BACKGROUND: Limited information is available about pandemic H1N1-2009 influenza vaccine effectiveness in tropical communities. We studied the effectiveness of a pandemic H1N1 vaccination program in reducing influenza cases in Singapore. METHODS: A surveillance study was conducted among military personnel presenting with febrile respiratory illness from mid-2009 to mid-2010. Consenting individuals underwent nasal washes, which were tested with RT-PCR and subtyped. A vaccination program (inactivated monovalent Panvax H1N1-2009 vaccine) was carried out among recruits. A Bayesian hierarchical model was used to quantify relative risks in the pre- and post-vaccination periods. An autoregressive generalised linear model (GLM) was developed to minimise confounding. RESULTS: Of 2858 participants, 437 (15.3%), 60 (2.1%), and 273 (9.6%) had pandemic H1N1, H3N2, and influenza B. The ratio of relative risks for pandemic H1N1 infection before and after vaccination for the recruit camp relative to other camps was 0.14 (0.016,0.49); for H3N2, 0.44 (0.035,1.8); and for influenza B, 18 (0.77,89). Using the GLM for the recruit camp, post-vaccination weekly cases decreased by 54% (37%,67%, p<0.001) from that expected without vaccination; influenza B increased by 66 times (9-479 times, p<0.001); with no statistical difference for H3N2 (p = 0.54). CONCLUSIONS: Pandemic vaccination reduced H1N1-2009 disease burden among military recruits. Routine seasonal influenza vaccination should be considered.
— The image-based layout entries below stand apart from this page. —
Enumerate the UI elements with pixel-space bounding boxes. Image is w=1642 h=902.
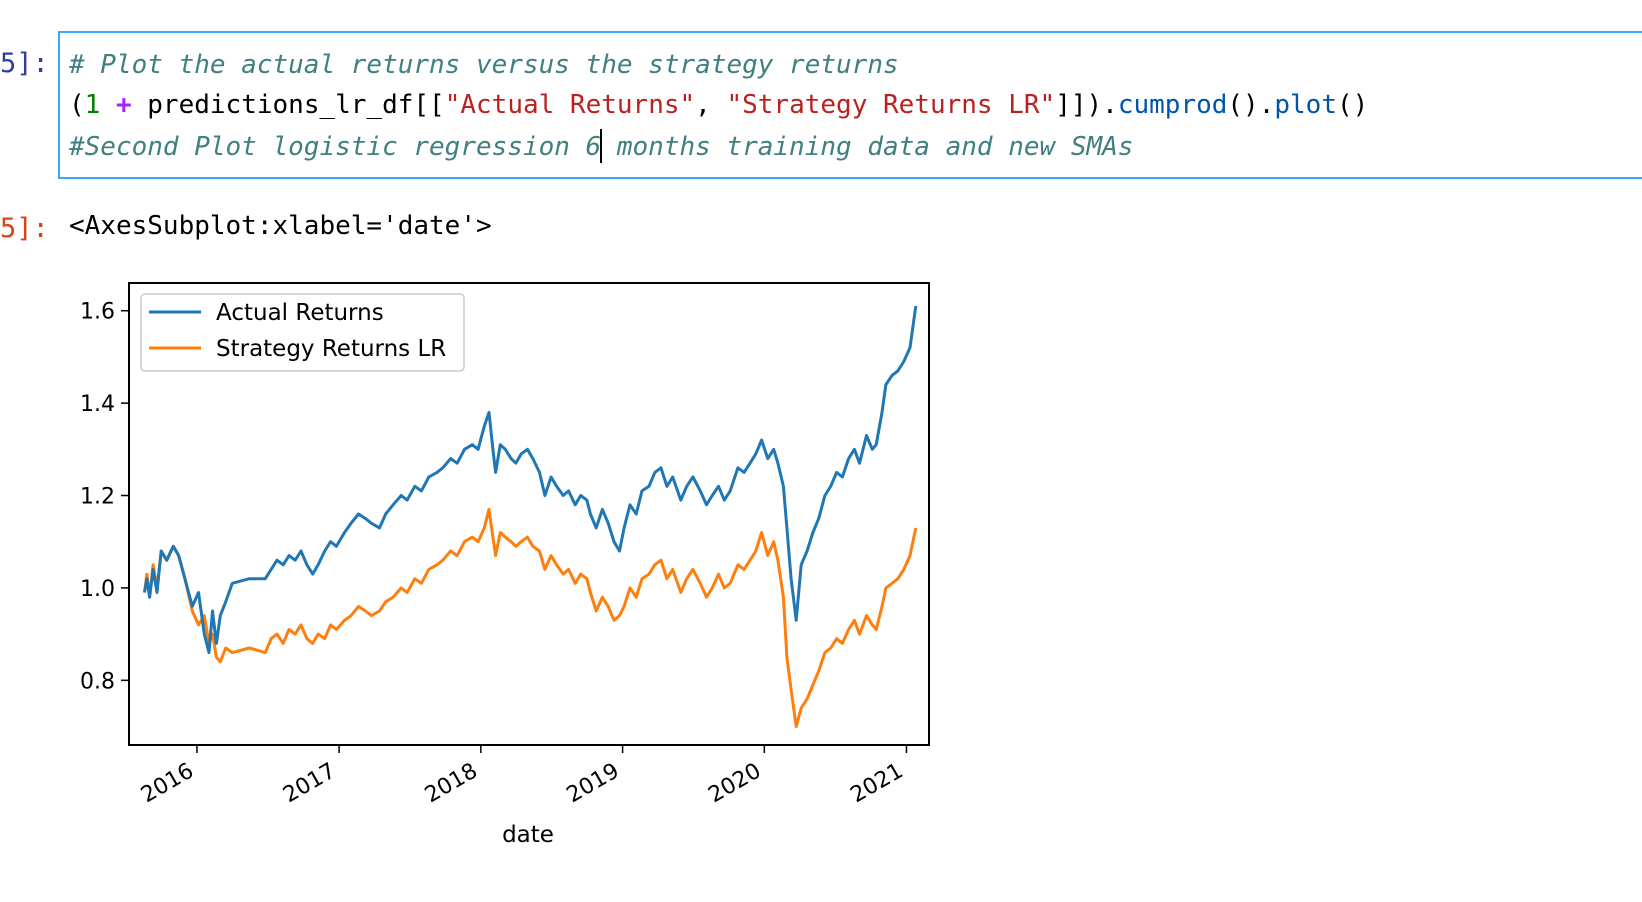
- x-tick-label: 2017: [279, 759, 340, 809]
- legend-box: [140, 293, 465, 372]
- code-line-2: (1 + predictions_lr_df[["Actual Returns"…: [69, 89, 1368, 121]
- x-tick-label: 2016: [137, 759, 198, 809]
- x-axis-label: date: [502, 822, 554, 848]
- code-function-plot: plot: [1274, 90, 1337, 120]
- code-call-dot: ().: [1227, 90, 1275, 120]
- output-repr: <AxesSubplot:xlabel='date'>: [69, 211, 492, 241]
- actual-returns-line: [143, 305, 918, 655]
- code-comment: # Plot the actual returns versus the str…: [69, 50, 899, 80]
- legend: Actual Returns Strategy Returns LR: [140, 293, 465, 372]
- output-prompt: 5]:: [0, 213, 49, 244]
- code-variable: predictions_lr_df[[: [147, 90, 445, 120]
- y-tick-label: 1.6: [80, 300, 115, 325]
- y-tick-label: 1.4: [80, 392, 115, 417]
- legend-label-actual: Actual Returns: [216, 300, 384, 326]
- code-call-end: (): [1337, 90, 1369, 120]
- y-tick-label: 1.2: [80, 485, 115, 510]
- code-string-actual: "Actual Returns": [444, 90, 696, 120]
- strategy-returns-line: [143, 507, 918, 728]
- y-tick-label: 1.0: [80, 577, 115, 602]
- x-tick-label: 2021: [846, 759, 907, 809]
- code-function-cumprod: cumprod: [1117, 90, 1228, 120]
- code-paren: (: [69, 90, 85, 120]
- code-bracket-close: ]]).: [1055, 90, 1118, 120]
- x-tick-label: 2018: [421, 759, 482, 809]
- code-cell-input[interactable]: # Plot the actual returns versus the str…: [58, 31, 1642, 179]
- code-comma: ,: [695, 90, 727, 120]
- y-tick-label: 0.8: [80, 669, 115, 694]
- code-operator: +: [115, 90, 132, 120]
- code-comment-after-cursor: months training data and new SMAs: [601, 132, 1134, 162]
- code-string-strategy: "Strategy Returns LR": [726, 90, 1056, 120]
- plot-area-frame: [128, 282, 930, 746]
- x-tick-label: 2019: [563, 759, 624, 809]
- code-line-1: # Plot the actual returns versus the str…: [69, 49, 899, 81]
- code-comment-before-cursor: #Second Plot logistic regression 6: [69, 132, 602, 162]
- x-tick-label: 2020: [704, 759, 765, 809]
- code-line-3: #Second Plot logistic regression 6 month…: [69, 129, 1133, 163]
- input-prompt: 5]:: [0, 48, 49, 79]
- legend-label-strategy: Strategy Returns LR: [216, 336, 446, 362]
- text-cursor: [600, 129, 603, 163]
- code-number: 1: [84, 90, 101, 120]
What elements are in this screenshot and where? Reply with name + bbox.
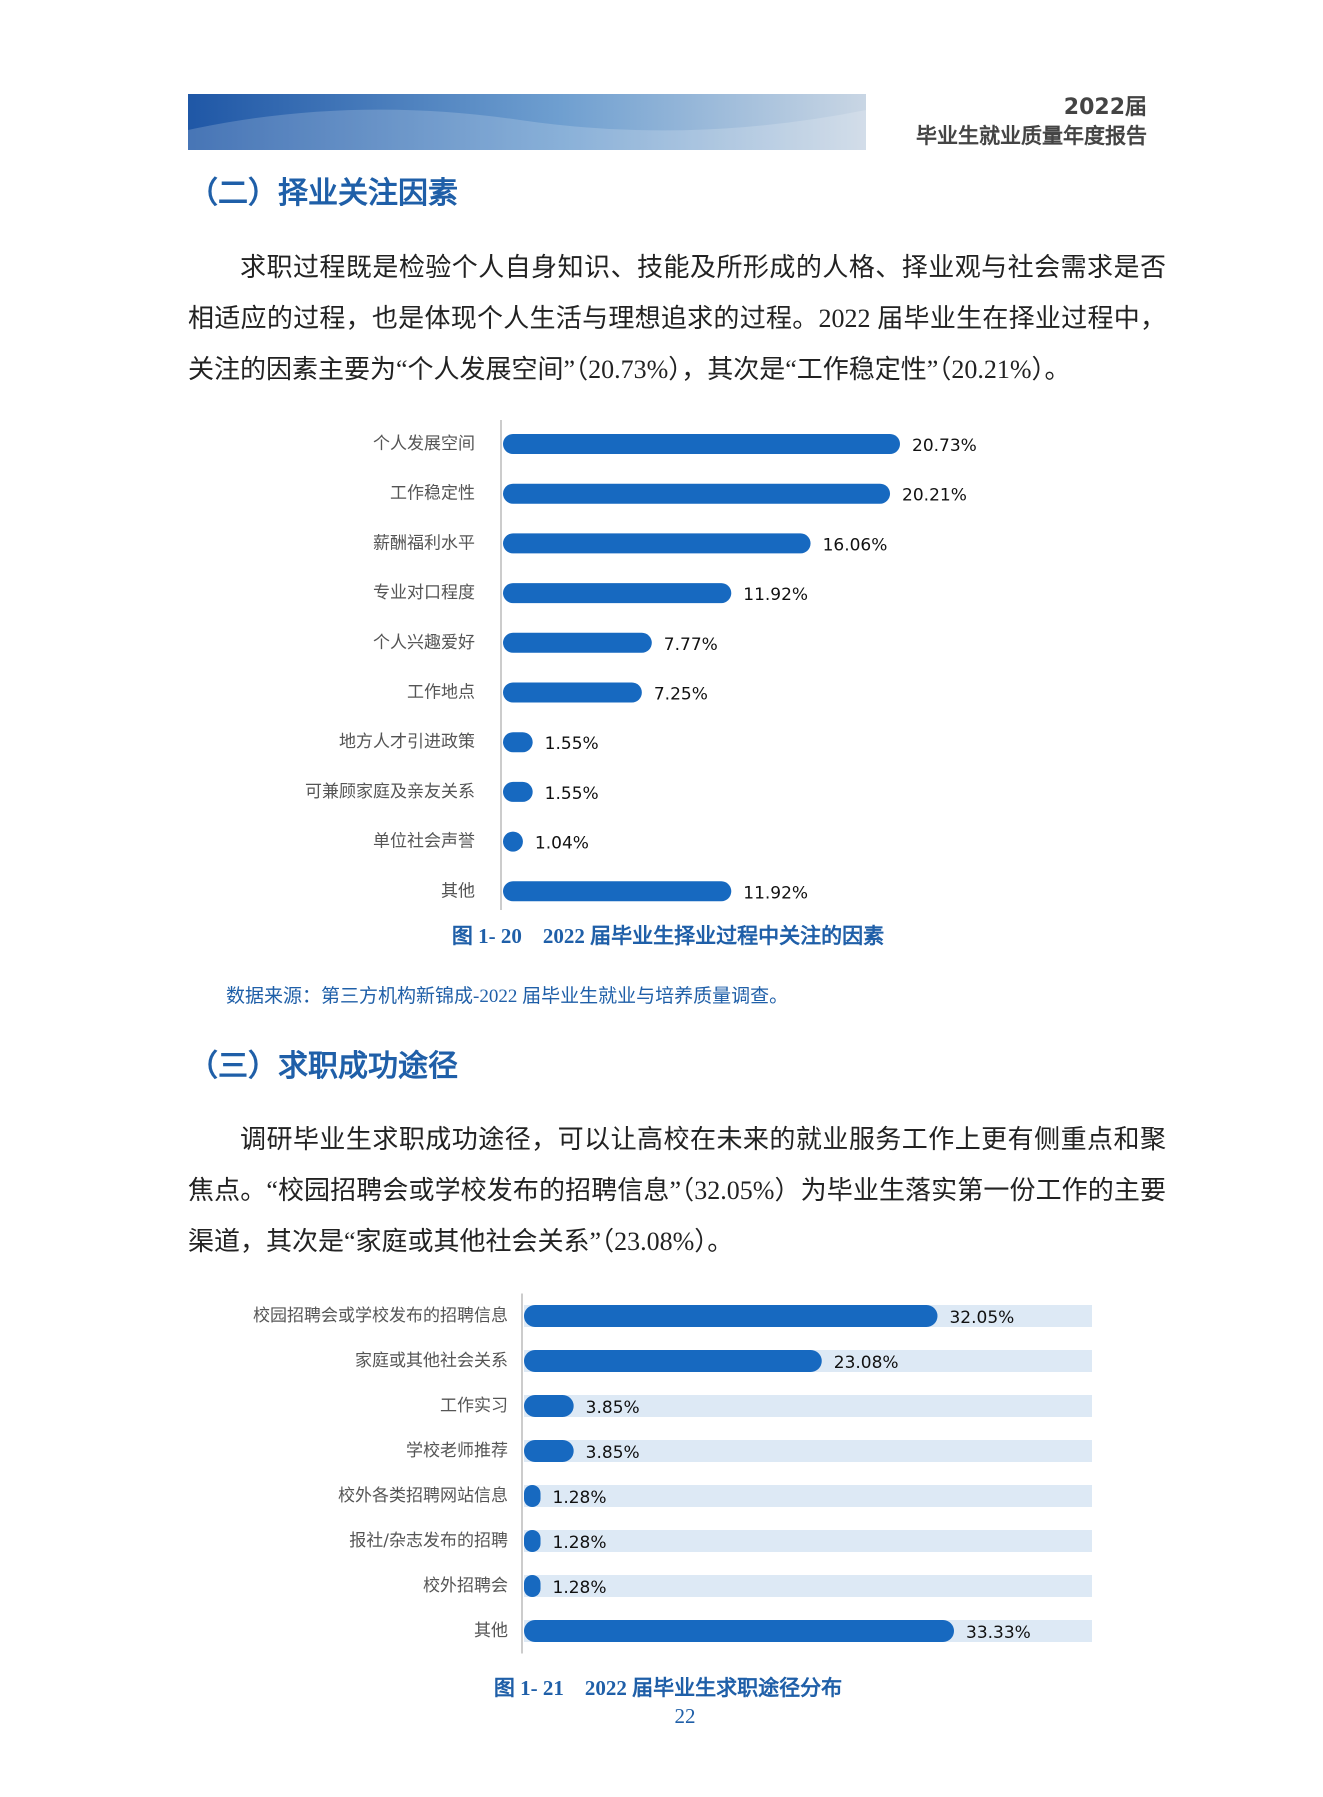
bar (503, 881, 732, 902)
bar (524, 1440, 574, 1462)
paragraph: 调研毕业生求职成功途径，可以让高校在未来的就业服务工作上更有侧重点和聚焦点。“校… (188, 1125, 1166, 1256)
category-label: 工作地点 (407, 683, 475, 703)
category-label: 家庭或其他社会关系 (355, 1351, 508, 1371)
bar (503, 533, 811, 554)
header: 2022届 毕业生就业质量年度报告 (188, 94, 1147, 150)
category-label: 校园招聘会或学校发布的招聘信息 (253, 1306, 508, 1326)
category-label: 工作实习 (440, 1396, 508, 1416)
category-label: 薪酬福利水平 (373, 533, 475, 553)
bar (503, 831, 523, 852)
header-year: 2022届 (1064, 95, 1147, 120)
value-label: 1.28% (553, 1533, 607, 1553)
bar (524, 1395, 574, 1417)
category-label: 工作稳定性 (390, 484, 475, 504)
value-label: 1.28% (553, 1488, 607, 1508)
header-wave (188, 109, 866, 150)
bar (524, 1350, 822, 1372)
header-band (188, 94, 866, 150)
category-label: 校外各类招聘网站信息 (338, 1486, 508, 1506)
category-label: 专业对口程度 (373, 583, 475, 603)
bar-track (524, 1530, 1092, 1552)
value-label: 7.25% (654, 685, 708, 705)
bar-track (524, 1575, 1092, 1597)
bar (524, 1530, 541, 1552)
bar (503, 632, 652, 653)
bar (503, 781, 533, 802)
header-title: 毕业生就业质量年度报告 (916, 124, 1147, 148)
value-label: 1.55% (545, 734, 599, 754)
value-label: 32.05% (949, 1308, 1014, 1328)
bar (503, 732, 533, 753)
value-label: 1.55% (545, 784, 599, 804)
category-label: 其他 (474, 1621, 508, 1641)
section-heading: （三）求职成功途径 (188, 1049, 458, 1084)
value-label: 20.73% (912, 436, 977, 456)
value-label: 23.08% (834, 1353, 899, 1373)
category-label: 个人兴趣爱好 (373, 633, 475, 653)
value-label: 1.04% (535, 834, 589, 854)
value-label: 3.85% (586, 1443, 640, 1463)
bar (524, 1485, 541, 1507)
chart: 校园招聘会或学校发布的招聘信息 32.05% 家庭或其他社会关系 23.08% 工作实习… (253, 1293, 1092, 1654)
value-label: 16.06% (823, 535, 888, 555)
bar (503, 434, 900, 454)
bar (524, 1305, 938, 1327)
bar-track (524, 1440, 1092, 1462)
category-label: 报社/杂志发布的招聘 (349, 1531, 508, 1551)
bar (524, 1575, 541, 1597)
category-label: 校外招聘会 (423, 1576, 508, 1596)
category-label: 地方人才引进政策 (339, 732, 475, 752)
category-label: 可兼顾家庭及亲友关系 (305, 782, 475, 802)
category-label: 单位社会声誉 (373, 832, 475, 852)
bar (503, 682, 642, 703)
category-label: 学校老师推荐 (406, 1441, 508, 1461)
chart: 个人发展空间 20.73% 工作稳定性 20.21% 薪酬福利水平 16.06% 专业对口程… (305, 420, 977, 910)
bar-track (524, 1485, 1092, 1507)
value-label: 11.92% (743, 883, 808, 903)
category-label: 其他 (441, 881, 475, 901)
bar-track (524, 1395, 1092, 1417)
value-label: 1.28% (553, 1578, 607, 1598)
value-label: 7.77% (664, 635, 718, 655)
figure-caption: 图 1- 20 2022 届毕业生择业过程中关注的因素 (451, 924, 885, 948)
figure-caption: 图 1- 21 2022 届毕业生求职途径分布 (493, 1676, 843, 1700)
value-label: 33.33% (966, 1623, 1031, 1643)
value-label: 3.85% (586, 1398, 640, 1418)
source-note: 数据来源：第三方机构新锦成-2022 届毕业生就业与培养质量调查。 (226, 986, 789, 1007)
bar (503, 583, 732, 604)
section-heading: （二）择业关注因素 (188, 176, 458, 211)
paragraph: 求职过程既是检验个人自身知识、技能及所形成的人格、择业观与社会需求是否相适应的过… (188, 253, 1166, 384)
page-number: 22 (674, 1704, 696, 1728)
bar (503, 483, 891, 504)
bar (524, 1620, 954, 1642)
value-label: 20.21% (902, 486, 967, 506)
category-label: 个人发展空间 (373, 434, 475, 454)
value-label: 11.92% (743, 585, 808, 605)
A clinical diagnostic model for predicting influenza among young adult military personnel with febrile respiratory illness in Singapore.
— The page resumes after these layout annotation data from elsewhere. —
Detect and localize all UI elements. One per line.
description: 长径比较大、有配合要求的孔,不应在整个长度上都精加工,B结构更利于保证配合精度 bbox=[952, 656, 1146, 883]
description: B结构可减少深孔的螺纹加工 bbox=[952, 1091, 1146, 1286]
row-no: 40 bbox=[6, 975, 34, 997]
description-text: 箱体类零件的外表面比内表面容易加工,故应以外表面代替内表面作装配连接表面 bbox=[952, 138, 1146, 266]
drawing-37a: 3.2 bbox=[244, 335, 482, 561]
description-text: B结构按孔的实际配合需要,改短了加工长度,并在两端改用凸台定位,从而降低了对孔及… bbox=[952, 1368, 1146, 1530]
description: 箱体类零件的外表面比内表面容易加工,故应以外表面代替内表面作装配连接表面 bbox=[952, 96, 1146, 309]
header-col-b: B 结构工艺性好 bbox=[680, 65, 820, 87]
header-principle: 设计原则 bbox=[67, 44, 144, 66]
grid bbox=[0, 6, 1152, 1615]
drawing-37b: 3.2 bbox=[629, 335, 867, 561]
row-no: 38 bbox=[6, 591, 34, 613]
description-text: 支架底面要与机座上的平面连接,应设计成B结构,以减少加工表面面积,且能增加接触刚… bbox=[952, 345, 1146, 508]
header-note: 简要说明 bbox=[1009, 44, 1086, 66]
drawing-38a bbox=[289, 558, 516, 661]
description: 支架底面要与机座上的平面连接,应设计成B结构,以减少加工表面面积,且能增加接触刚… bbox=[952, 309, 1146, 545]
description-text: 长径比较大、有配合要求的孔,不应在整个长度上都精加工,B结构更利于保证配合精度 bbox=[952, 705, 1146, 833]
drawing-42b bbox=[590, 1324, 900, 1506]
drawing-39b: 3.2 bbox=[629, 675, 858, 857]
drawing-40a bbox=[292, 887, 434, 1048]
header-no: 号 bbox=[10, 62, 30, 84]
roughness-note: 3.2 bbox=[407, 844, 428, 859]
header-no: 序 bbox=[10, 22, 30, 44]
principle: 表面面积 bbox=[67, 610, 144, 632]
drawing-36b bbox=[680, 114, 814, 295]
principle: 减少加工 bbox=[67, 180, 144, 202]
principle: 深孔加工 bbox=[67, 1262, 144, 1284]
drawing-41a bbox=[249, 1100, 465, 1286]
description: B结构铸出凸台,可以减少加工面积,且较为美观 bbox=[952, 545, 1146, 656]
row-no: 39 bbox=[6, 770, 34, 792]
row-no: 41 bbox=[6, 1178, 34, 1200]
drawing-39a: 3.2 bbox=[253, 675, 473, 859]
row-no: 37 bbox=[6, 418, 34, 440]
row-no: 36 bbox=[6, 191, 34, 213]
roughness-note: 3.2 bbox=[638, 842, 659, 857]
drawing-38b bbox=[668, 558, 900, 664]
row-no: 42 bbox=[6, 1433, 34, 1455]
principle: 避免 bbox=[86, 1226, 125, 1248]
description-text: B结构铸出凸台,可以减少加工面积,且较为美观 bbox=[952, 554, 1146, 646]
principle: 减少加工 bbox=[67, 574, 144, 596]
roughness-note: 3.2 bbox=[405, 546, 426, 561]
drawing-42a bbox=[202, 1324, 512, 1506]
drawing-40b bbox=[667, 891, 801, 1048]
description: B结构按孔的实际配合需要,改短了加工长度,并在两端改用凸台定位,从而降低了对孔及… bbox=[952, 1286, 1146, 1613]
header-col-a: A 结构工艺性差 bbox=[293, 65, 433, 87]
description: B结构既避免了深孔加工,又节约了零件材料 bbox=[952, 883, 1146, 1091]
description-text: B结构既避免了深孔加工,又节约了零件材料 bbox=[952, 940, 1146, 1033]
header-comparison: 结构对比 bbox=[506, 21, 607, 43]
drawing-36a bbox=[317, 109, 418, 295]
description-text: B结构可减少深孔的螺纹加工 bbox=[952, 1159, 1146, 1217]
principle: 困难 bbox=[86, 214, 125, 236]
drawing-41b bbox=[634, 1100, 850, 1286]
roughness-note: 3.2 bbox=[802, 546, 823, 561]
INTRODUCTION: Influenza infections present with wide-ranging clinical features. We aim to compare the differences in presentation between influenza and non-influenza cases among those with febrile respiratory illness (FRI) to determine predictors of influenza infection. METHODS: Personnel with FRI (defined as fever ≥ 37.5 °C, with cough or sore throat) were recruited from the sentinel surveillance system in the Singapore military. Nasal washes were collected, and tested using the Resplex II and additional PCR assays for etiological determination. Interviewer-administered questionnaires collected information on patient demographics and clinical features. Univariate comparison of the various parameters was conducted, with statistically significant parameters entered into a multivariate logistic regression model. The final multivariate model for influenza versus non-influenza cases was used to build a predictive probability clinical diagnostic model. RESULTS: 821 out of 2858 subjects recruited from 11 May 2009 to 25 Jun 2010 had influenza, of which 434 (52.9%) had 2009 influenza A (H1N1), 58 (7.1%) seasonal influenza A (H3N2) and 269 (32.8%) influenza B. Influenza-positive cases were significantly more likely to present with running nose, chills and rigors, ocular symptoms and higher temperature, and less likely with sore throat, photophobia, injected pharynx, and nausea/vomiting. Our clinical diagnostic model had a sensitivity of 65% (95% CI: 58%, 72%), specificity of 69% (95% CI: 62%, 75%), and overall accuracy of 68% (95% CI: 64%, 71%), performing significantly better than conventional influenza-like illness (ILI) criteria. CONCLUSIONS: Use of a clinical diagnostic model may help predict influenza better than the conventional ILI definition among young adults with FRI.